Average Treatment Effect (ATE)

To implement AIPW as a weighted regression, we fit

\[ Y_i = \alpha + \tau W_i + X_i ' \beta + \epsilon_i \]

with weights

\[ \lambda_i = \sqrt{ \frac{W_i}{\pi(X_i)} + \frac{1-W_i}{1- \pi(X_i)} } \]

data(lalonde.exp); data = setDT(lalonde.exp)
yn = 're78'; wn = 'treat'; xn = setdiff(colnames(data), c(yn, wn))
y = data[[yn]]; w = data[[wn]]; X = data[, ..xn]

drHT(y, w, X, X2 = NULL)
   w 
1674 
drHT(y, w, X)
   w 
1642 

inference using bootstrap

bootf = \(d, i, yn, wn, xn){
    y = d[[yn]][i]; w = d[[wn]][i]; X = as.matrix(d[i, ..xn])
    c(  # naive
        mean(y[w==1]) - mean(y[w==0]),
        # ipw
        drHT(y, w, X, X2 = NULL),
        # aipw
        drHT(y, w, X)
    )
}

boot(
    lalonde.exp,
    bootf,
    yn = 're78', wn = 'treat', xn = setdiff(colnames(data), c(yn, wn)),
    R = 1000,
    parallel = "multicore", ncpus = 6
)

ORDINARY NONPARAMETRIC BOOTSTRAP


Call:
boot(data = lalonde.exp, statistic = bootf, R = 1000, yn = "re78", 
    wn = "treat", xn = setdiff(colnames(data), c(yn, wn)), parallel = "multicore", 
    ncpus = 6)


Bootstrap Statistics :
    original  bias    std. error
t1*     1794  -6.055       673.4
t2*     1674  -5.217       659.9
t3*     1642  -3.170       688.1

Average Treatment effect on the Treated (ATT )
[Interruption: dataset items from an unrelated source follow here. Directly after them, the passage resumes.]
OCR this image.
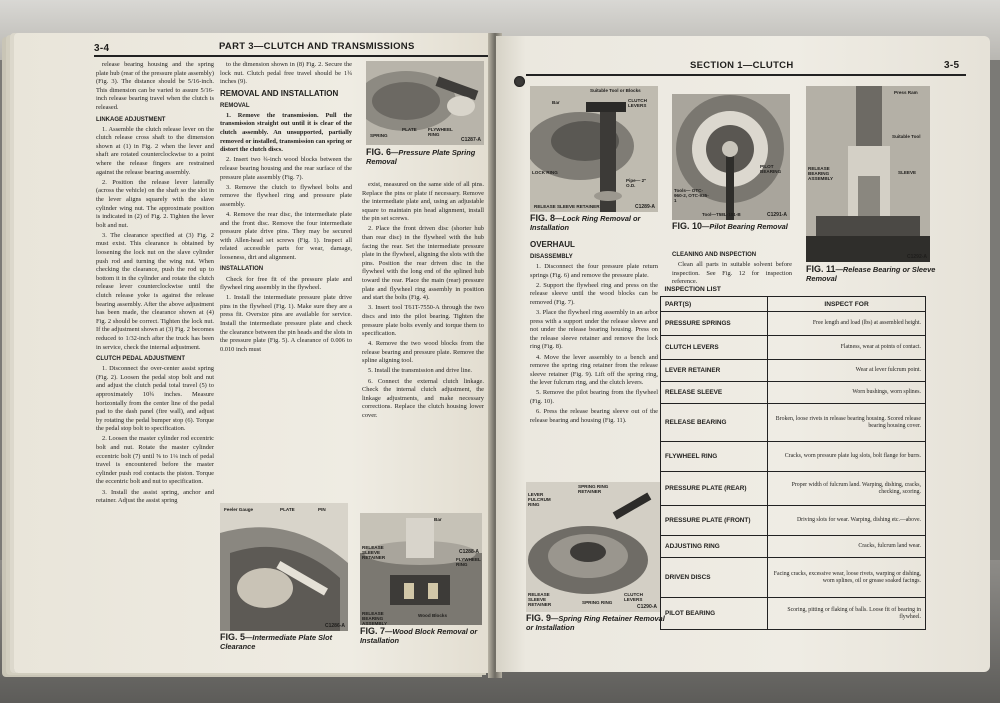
3-4	PART 3—CLUTCH AND TRANSMISSIONS

release bearing housing and the spring plate hub (rear of the pressure plate assembly) (Fig. 3). The distance should be 5/16-inch. This dimension can be varied to assure 5/16-inch release bearing travel when the clutch is released.

LINKAGE ADJUSTMENT

1. Assemble the clutch release lever on the clutch release cross shaft to the dimension shown at (1) in Fig. 2 when the lever and shaft are rotated counterclockwise to a point where the release fingers are restrained against the release bearing assembly.

2. Position the release lever laterally (across the vehicle) on the shaft so the slot in the lever aligns squarely with the slave cylinder wing nut. The approximate position is indicated in (2) of Fig. 2. Tighten the lever bolt and nut.

3. The clearance specified at (3) Fig. 2 must exist. This clearance is obtained by loosening the lock nut on the slave cylinder push rod and turning the wing nut. When checking the clearance, push the rod up to bottom it in the cylinder and rotate the clutch release lever counterclockwise until the clutch release yoke is against the release bearing assembly. After the above adjustment has been made, the clearance shown at (4) Fig. 2 should be correct. Tighten the lock nut. If the adjustment shown at (3) Fig. 2 becomes reduced to 1/32-inch after the truck has been in service, check the internal adjustment.

CLUTCH PEDAL ADJUSTMENT

1. Disconnect the over-center assist spring (Fig. 2). Loosen the pedal stop bolt and nut and adjust the clutch pedal total travel (5) to approximately 10¾ inches. Measure horizontally from the center line of the pedal pad to the dash panel (fire wall), and adjust by rotating the pedal bumper stop (6). Torque the pedal stop bolt to specification.

2. Loosen the master cylinder rod eccentric bolt and nut. Rotate the master cylinder eccentric bolt (7) until ⅝ to 1¼ inch of pedal travel is encountered before the master cylinder push rod contacts the piston. Torque the eccentric bolt and nut to specification.

3. Install the assist spring, anchor and retainer. Adjust the assist spring

to the dimension shown in (8) Fig. 2. Secure the lock nut. Clutch pedal free travel should be 1¾ inches (9).

REMOVAL AND INSTALLATION

REMOVAL

1. Remove the transmission. Pull the transmission straight out until it is clear of the clutch assembly. An unsupported, partially removed or installed, transmission can spring or distort the clutch discs.

2. Insert two ¾-inch wood blocks between the release bearing housing and the rear surface of the pressure plate assembly (Fig. 7).

3. Remove the clutch to flywheel bolts and remove the flywheel ring and pressure plate assembly.

4. Remove the rear disc, the intermediate plate and the front disc. Remove the four intermediate pressure plate drive pins. They may be secured with Allen-head set screws (Fig. 1). Inspect all related accessible parts for wear, damage, looseness, dirt and alignment.

INSTALLATION

Check for free fit of the pressure plate and flywheel ring assembly in the flywheel.

1. Install the intermediate pressure plate drive pins in the flywheel (Fig. 1). Make sure they are a press fit. Oversize pins are available for service. Install the intermediate pressure plate and check the clearance between the pin heads and the slots in the pressure plate (Fig. 5). A clearance of 0.006 to 0.010 inch must

exist, measured on the same side of all pins. Replace the pins or plate if necessary. Remove the intermediate plate and, using an adjustable square to maintain pin head alignment, install the pin set screws.

2. Place the front driven disc (shorter hub than rear disc) in the flywheel with the hub facing the rear. Set the intermediate pressure plate in the flywheel, aligning the slots with the pins. Position the rear driven disc in the flywheel with the long end of the splined hub toward the rear. Place the main (rear) pressure plate and flywheel ring assembly in position and start the bolts (Fig. 4).

3. Insert tool T61T-7550-A through the two discs and into the pilot bearing. Tighten the pressure plate bolts evenly and torque them to specification.

4. Remove the two wood blocks from the release bearing and pressure plate. Remove the spline aligning tool.

5. Install the transmission and drive line.

6. Connect the external clutch linkage. Check the internal clutch adjustment, the linkage adjustments, and make necessary corrections. Replace the clutch housing lower cover.

SPRING
PLATE FLYWHEEL RING
C1287-A
FIG. 6—Pressure Plate Spring Removal
Feeler Gauge	PLATE	PIN
C1286-A
FIG. 5—Intermediate Plate Slot Clearance
RELEASE SLEEVE RETAINER
Bar
FLYWHEEL RING
RELEASE BEARING ASSEMBLY
Wood Blocks
C1288-A
FIG. 7—Wood Block Removal or Installation
SECTION 1—CLUTCH	3-5
Suitable Tool or Blocks
Bar	CLUTCH LEVERS
LOCK RING
Pipe— 2" O.D.
RELEASE SLEEVE RETAINER	C1289-A
FIG. 8—Lock Ring Removal or Installation
Tools— OTC-960-2, OTC-935-1
PILOT BEARING
Tool—T58L-101-B	C1291-A
FIG. 10—Pilot Bearing Removal
Press Ram
Suitable Tool
RELEASE BEARING ASSEMBLY
SLEEVE
C1292-A
FIG. 11—Release Bearing or Sleeve Removal

OVERHAUL

DISASSEMBLY

1. Disconnect the four pressure plate return springs (Fig. 6) and remove the pressure plate.

2. Support the flywheel ring and press on the release sleeve until the wood blocks can be removed (Fig. 7).

3. Place the flywheel ring assembly in an arbor press with a support under the release sleeve and not under the release bearing housing. Press on the release sleeve retainer and remove the lock ring (Fig. 8).

4. Move the lever assembly to a bench and remove the spring ring retainer from the release sleeve retainer (Fig. 9). Lift off the spring ring, the lever fulcrum ring, and the clutch levers.

5. Remove the pilot bearing from the flywheel (Fig. 10).

6. Press the release bearing sleeve out of the release bearing and housing (Fig. 11).

SPRING RING RETAINER
LEVER FULCRUM RING
RELEASE SLEEVE RETAINER	SPRING RING
CLUTCH LEVERS
C1290-A
FIG. 9—Spring Ring Retainer Removal or Installation

CLEANING AND INSPECTION

Clean all parts in suitable solvent before inspection. See Fig. 12 for inspection reference.

INSPECTION LIST	
PART(S)	INSPECT FOR
PRESSURE SPRINGS	Free length and load (lbs) at assembled height.
CLUTCH LEVERS	Flatness, wear at points of contact.
LEVER RETAINER	Wear at lever fulcrum point.
RELEASE SLEEVE	Worn bushings, worn splines.
RELEASE BEARING	Broken, loose rivets in release bearing housing. Scored release bearing housing cover.
FLYWHEEL RING	Cracks, worn pressure plate lug slots, bolt flange for burrs.
PRESSURE PLATE (REAR)	Proper width of fulcrum land. Warping, dishing, cracks, checking, scoring.
PRESSURE PLATE (FRONT)	Driving slots for wear. Warping, dishing etc.—above.
ADJUSTING RING	Cracks, fulcrum land wear.
DRIVEN DISCS	Facing cracks, excessive wear, loose rivets, warping or dishing, worn splines, oil or grease soaked facings.
PILOT BEARING	Scoring, pitting or flaking of balls. Loose fit of bearing in flywheel.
Next, we give all treatment units weights of 1 and control units receive weights

\[ \lambda_i = \sqrt{ \frac{\pi(\vee{X}_i)}{\rho} \frac{1 - W_i}{1 - \pi(\vee{X}_i)} } \]

where \(\rho = \Prob{W_i = 1}\).

data(lalonde.psid); data = setDT(lalonde.psid)
yn = 're78'; wn = 'treat'; xn = setdiff(colnames(data), c(yn, wn))
y = data[[yn]]; w = data[[wn]]; X = data[, ..xn]

drHT(y, w, X, estimand = "ATT")
   w 
1958